Factors influencing gas well productivity after reservoir modification and corresponding correlation degrees. This chart shows the influential intensity of each influencing factor on well productivity after reservoir modification

Conclusion

In this study, factors influencing AOFP of gas well in fractured tight sandstone reservoir T were investigated. Ten factors influencing AOFP were summarized. Gray correlation analysis was utilized to distinguish the influential intensity of each influencing factor. Following conclusions were obtained.

  1. (1)

    Angle between maximum principal stress direction and natural fractures strike is not a central factor influencing gas well productivity. No positive or negative correlation relationship exists between the angle and AOFP of gas well. Reservoir modification plays a vitally important role in raising productivity of gas well in fractured tight sandstone reservoir. Obviously, it effectively improves the connection between natural fractures near wellbore and natural fractures in deep reservoir.

  2. (2)

    Elevation of geological top surface, porosity, permeability, gas saturation are the common central factors influencing the AOFP of gas well before and after reservoir modification.

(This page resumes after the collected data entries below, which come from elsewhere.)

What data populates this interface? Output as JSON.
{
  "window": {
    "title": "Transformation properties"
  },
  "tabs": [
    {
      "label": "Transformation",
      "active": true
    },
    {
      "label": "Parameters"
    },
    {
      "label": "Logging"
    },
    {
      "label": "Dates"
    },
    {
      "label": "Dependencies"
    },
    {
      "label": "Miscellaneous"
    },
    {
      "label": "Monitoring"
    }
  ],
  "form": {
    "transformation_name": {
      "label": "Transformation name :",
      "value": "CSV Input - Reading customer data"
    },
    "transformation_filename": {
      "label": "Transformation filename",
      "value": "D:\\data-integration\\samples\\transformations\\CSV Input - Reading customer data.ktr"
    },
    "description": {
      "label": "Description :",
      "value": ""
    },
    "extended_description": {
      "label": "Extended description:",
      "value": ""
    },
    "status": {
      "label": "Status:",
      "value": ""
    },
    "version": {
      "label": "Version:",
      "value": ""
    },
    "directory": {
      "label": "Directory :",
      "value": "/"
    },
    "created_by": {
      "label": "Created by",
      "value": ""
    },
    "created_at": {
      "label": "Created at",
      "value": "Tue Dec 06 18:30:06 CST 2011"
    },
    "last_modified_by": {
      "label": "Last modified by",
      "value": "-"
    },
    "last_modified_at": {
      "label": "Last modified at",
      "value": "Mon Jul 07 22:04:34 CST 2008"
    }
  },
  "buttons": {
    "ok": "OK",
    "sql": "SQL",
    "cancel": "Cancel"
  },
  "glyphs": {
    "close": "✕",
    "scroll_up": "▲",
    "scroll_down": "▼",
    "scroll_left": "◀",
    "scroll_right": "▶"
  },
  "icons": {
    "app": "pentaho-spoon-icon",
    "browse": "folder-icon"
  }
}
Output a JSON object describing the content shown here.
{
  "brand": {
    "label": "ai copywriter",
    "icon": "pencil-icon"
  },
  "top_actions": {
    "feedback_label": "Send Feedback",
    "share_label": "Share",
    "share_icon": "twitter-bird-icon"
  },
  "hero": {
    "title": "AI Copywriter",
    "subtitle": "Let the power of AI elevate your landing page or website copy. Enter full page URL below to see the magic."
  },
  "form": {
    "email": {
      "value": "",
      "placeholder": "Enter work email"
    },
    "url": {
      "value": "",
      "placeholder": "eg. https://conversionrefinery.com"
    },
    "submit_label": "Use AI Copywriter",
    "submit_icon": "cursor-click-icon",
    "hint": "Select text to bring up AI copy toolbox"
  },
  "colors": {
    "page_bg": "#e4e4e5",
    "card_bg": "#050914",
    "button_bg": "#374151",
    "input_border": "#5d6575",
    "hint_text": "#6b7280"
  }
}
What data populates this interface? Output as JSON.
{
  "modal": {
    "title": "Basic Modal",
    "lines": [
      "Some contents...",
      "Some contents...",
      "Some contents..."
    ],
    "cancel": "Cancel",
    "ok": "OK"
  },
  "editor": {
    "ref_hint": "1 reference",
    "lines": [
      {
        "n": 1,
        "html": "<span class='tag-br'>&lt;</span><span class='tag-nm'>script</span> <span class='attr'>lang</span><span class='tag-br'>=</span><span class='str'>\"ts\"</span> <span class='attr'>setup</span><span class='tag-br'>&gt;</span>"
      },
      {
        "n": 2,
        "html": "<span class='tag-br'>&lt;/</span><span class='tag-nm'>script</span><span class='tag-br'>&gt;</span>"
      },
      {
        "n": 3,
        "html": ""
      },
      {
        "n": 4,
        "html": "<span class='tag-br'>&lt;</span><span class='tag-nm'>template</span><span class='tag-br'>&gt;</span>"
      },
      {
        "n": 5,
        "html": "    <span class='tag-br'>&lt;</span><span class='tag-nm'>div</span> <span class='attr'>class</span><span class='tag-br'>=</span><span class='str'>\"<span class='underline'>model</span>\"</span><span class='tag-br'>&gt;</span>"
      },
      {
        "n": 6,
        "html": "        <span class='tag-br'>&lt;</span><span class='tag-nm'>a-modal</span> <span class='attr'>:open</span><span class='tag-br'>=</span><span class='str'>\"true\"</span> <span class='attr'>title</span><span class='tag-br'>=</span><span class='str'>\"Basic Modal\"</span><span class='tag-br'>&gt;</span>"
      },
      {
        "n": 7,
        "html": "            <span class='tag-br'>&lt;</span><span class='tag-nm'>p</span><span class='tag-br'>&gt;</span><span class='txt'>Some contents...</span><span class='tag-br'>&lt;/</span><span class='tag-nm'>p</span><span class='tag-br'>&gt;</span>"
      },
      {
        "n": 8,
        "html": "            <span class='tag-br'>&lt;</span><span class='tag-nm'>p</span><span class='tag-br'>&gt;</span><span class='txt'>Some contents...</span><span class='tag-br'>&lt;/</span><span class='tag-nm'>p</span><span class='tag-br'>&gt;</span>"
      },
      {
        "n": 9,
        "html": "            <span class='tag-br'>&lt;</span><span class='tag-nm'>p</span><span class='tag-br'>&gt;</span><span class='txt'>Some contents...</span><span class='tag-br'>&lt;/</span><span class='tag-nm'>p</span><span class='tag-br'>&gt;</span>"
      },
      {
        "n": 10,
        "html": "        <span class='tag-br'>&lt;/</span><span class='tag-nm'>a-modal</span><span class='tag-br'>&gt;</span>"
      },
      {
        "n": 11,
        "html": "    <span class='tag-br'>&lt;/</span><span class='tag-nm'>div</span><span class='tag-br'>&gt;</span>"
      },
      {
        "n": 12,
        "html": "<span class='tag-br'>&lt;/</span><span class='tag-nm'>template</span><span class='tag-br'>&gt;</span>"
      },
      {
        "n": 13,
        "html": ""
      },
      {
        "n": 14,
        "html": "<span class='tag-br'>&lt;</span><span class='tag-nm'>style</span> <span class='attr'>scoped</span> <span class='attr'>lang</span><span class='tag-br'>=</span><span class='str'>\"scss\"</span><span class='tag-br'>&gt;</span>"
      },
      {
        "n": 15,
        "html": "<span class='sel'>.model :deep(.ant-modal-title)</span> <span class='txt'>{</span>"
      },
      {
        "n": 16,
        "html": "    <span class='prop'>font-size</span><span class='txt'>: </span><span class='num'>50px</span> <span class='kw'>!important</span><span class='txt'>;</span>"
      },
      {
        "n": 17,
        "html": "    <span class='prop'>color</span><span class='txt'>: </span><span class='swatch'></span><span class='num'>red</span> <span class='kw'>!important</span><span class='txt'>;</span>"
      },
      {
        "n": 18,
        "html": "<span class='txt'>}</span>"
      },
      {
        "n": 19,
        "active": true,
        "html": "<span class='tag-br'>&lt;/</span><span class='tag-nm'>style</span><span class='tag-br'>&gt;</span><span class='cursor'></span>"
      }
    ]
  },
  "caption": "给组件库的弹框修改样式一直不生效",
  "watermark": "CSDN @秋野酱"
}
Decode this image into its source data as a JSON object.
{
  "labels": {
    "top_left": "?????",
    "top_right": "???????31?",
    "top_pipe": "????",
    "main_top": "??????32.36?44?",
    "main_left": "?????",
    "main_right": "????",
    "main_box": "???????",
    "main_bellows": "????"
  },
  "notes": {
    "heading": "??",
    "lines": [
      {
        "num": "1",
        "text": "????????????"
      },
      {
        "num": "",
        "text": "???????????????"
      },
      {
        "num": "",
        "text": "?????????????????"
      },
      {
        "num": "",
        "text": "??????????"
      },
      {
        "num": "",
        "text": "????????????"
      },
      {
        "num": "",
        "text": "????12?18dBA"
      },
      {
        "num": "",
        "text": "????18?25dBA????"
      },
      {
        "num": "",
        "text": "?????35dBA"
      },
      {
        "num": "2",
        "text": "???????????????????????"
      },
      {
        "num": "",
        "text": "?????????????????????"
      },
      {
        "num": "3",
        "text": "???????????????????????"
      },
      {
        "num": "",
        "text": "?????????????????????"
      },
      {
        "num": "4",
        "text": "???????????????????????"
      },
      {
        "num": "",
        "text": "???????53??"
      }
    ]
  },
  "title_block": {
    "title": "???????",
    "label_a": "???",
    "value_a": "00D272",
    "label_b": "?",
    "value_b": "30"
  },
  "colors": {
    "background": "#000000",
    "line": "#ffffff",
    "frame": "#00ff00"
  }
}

Natural fracture density is the most important factor influencing the AOFP of gas well before reservoir modification. Development degree of natural fracture reflects directly the quality of reservoir.

  3. (3)

    Minimum principal stress is one of the central factors influencing the AOFP of gas well after reservoir modification. Effect of reservoir modification depends partly on the magnitude of minimum horizontal principal stress. Minimum principal stress reflects the size of fracturing resistance.